1973 Colima earthquake
- UTC time: 1973-01-30 21:01:12
- ISC event: 765442
- USGS-ANSS: ComCat
- Local date: 30 January 1973
- Local time: 15:01 CT
- Duration: 2 minutes 40 seconds
- Magnitude: 7.6 M_{w}
- Depth: 35.3 km (21.9 mi)
- Epicenter: 18°29′20″N 102°53′10″W﻿ / ﻿18.489°N 102.886°W
- Fault: Middle America Trench
- Type: Thrust
- Areas affected: Mexico
- Max. intensity: MMI X (Extreme)
- Tsunami: Yes
- Aftershocks: Yes
- Casualties: 56 dead 390 injured

= 1973 Colima earthquake =

Earthquake in Mexico

On January 30, 1973, at 15:01 (UTC–6), a magnitude 7.6 earthquake struck 35.3 km beneath the Sierra Madre del Sur range in the Mexican states of Colima, Jalisco and Michoacán. On the Mercalli intensity scale, the earthquake reached a maximum intensity of X (Extreme), causing serious damage in the region. At least 56 people were killed and about 390 were injured. The event is commonly referred to as the Colima earthquake.

== Tectonic setting ==
Off the west coast of Mexico is the Middle America Trench; a convergent plate boundary where the Cocos and Rivera plates subducts beneath the North American plate at a rate of ~6–9 cm/yr. The interface of this plate boundary is a huge thrust fault known as a megathrust which occasionally produces large megathrust earthquakes and tsunamis.

== Earthquake ==
The January 30 earthquake ruptured a shallow-angle section of the megathrust near a triple junction with the Rivera plate. Its location places it very close to the rupture patch of the 1941 earthquake. The depth of the event varies between seismological agencies and studies, from as shallow as 8 km to 43 km. It is estimated that a 145 km by 85 km section of the subduction zone was involved in the rupture which propagated at a velocity of 2.7 km/s. The rupture occurred on the subduction interface at between 5 km and 27 km depth. Prior to the earthquake, that section of the subduction zone was designated a seismic gap which has not experience any earthquakes in recent memory. The 1985 Mexico City earthquake rupture would overlap that of the 1973 quake 12 years later.
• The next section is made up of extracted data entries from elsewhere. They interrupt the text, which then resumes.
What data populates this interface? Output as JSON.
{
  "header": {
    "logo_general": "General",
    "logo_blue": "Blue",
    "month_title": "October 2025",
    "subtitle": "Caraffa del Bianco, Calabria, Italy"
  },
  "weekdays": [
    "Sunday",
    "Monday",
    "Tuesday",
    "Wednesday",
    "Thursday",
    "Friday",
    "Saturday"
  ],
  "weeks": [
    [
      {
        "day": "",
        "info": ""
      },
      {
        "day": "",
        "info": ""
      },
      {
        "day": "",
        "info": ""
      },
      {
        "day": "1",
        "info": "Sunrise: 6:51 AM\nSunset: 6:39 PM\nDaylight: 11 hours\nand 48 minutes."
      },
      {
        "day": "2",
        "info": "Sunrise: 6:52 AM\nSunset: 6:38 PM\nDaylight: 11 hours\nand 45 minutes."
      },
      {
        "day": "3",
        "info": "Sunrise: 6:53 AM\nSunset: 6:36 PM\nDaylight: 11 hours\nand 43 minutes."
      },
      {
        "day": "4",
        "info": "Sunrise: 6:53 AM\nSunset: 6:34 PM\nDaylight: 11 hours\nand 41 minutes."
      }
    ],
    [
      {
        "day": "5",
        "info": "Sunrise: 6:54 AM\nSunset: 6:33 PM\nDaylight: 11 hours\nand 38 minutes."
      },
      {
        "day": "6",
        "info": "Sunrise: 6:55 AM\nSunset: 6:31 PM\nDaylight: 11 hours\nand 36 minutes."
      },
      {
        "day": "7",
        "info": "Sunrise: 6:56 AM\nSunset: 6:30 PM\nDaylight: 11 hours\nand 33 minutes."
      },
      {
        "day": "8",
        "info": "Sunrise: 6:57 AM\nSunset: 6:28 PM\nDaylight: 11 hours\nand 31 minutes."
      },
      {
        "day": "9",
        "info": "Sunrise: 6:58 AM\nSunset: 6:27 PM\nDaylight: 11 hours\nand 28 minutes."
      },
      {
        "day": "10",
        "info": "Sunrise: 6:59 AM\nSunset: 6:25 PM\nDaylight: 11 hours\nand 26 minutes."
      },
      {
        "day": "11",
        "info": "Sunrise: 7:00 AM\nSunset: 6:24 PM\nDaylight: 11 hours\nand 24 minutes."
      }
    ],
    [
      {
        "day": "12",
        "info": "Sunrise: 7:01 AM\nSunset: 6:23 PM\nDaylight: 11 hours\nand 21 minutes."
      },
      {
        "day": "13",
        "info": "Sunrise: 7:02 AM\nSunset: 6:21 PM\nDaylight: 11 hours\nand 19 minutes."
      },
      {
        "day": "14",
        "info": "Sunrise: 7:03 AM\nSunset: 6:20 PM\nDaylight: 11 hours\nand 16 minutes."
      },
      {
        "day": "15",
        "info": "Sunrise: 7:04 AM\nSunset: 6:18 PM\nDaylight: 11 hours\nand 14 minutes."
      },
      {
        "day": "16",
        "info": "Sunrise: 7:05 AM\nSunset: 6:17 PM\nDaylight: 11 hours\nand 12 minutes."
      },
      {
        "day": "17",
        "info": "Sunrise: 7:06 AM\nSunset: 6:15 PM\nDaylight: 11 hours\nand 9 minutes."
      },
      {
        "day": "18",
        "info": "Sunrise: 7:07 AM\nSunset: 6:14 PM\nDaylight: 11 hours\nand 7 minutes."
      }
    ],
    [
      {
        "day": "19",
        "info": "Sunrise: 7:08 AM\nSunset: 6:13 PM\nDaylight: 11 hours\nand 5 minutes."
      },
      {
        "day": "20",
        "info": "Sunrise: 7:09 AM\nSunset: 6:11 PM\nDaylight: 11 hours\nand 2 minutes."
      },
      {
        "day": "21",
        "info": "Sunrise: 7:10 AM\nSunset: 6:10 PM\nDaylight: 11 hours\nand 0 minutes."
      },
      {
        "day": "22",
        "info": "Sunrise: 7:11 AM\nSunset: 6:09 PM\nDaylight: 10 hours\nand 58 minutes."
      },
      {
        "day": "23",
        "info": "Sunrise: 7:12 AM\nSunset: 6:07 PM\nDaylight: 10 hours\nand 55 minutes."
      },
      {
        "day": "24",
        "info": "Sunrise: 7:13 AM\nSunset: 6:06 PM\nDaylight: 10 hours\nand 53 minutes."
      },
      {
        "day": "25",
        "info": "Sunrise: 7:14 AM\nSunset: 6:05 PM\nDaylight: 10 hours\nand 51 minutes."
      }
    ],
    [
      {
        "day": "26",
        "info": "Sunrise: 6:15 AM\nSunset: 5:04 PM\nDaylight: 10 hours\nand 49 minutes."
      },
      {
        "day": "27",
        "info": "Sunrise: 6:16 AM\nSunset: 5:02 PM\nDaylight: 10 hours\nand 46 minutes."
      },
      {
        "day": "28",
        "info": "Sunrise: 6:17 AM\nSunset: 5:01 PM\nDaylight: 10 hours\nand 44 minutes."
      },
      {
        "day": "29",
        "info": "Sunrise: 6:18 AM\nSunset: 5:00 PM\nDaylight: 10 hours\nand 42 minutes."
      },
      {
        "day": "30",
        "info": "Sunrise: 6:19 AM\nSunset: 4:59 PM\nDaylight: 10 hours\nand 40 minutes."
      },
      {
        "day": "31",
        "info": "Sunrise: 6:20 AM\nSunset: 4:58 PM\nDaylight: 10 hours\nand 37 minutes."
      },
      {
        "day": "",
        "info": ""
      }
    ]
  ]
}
Around 330 aftershocks were recorded over a two-and-a-half week period following the deployment of seismographs four days after the mainshock. The largest aftershock measured magnitude 6.2. Most of the aftershocks measured 1.5–4.5 on the local magnitude scale with focal depths of 2–30 km.

=== Tsunami ===
A moderate tsunami with amplitudes of 0.40–1.16 m was observed along the Mexican coast. Tidal gauges in Hawaii also recorded the tsunami at 0.21 m.

== Impact ==
The earthquake was powerful enough to be felt across the country to the Gulf of Mexico. Severe shaking and heavy damage were limited to the states of Colima, Jalisco and Michoacán. Fifty six people died and 390 were injured by this event. Tecomán and Coahuayana suffered significant damage from the violent ground motions. Landslides and ground fissures were discovered along the relatively unpopulated coasts of Michoacán. Water, electricity and telephone lines were cut throughout.

An elementary school in Manzanillo, Colima sustained significant structural damage after the quake. The school building rocked so violently that many eyewitnesses thought the structure would collapse. Damage was so severe that the building was determined unsafe for use and demolished. In another part of the city, an obelisk partially collapsed, with only three quarters of the structure remaining. A highway which connected Manzanillo with Salagua and Santiago in Colima suffered major damage including large fissures which opened in the asphalt.

In Mexico City, the earthquake was felt strongly in the north and western part of the city for at least 40 seconds. It caused mass hysteria and light damage to high-rise buildings.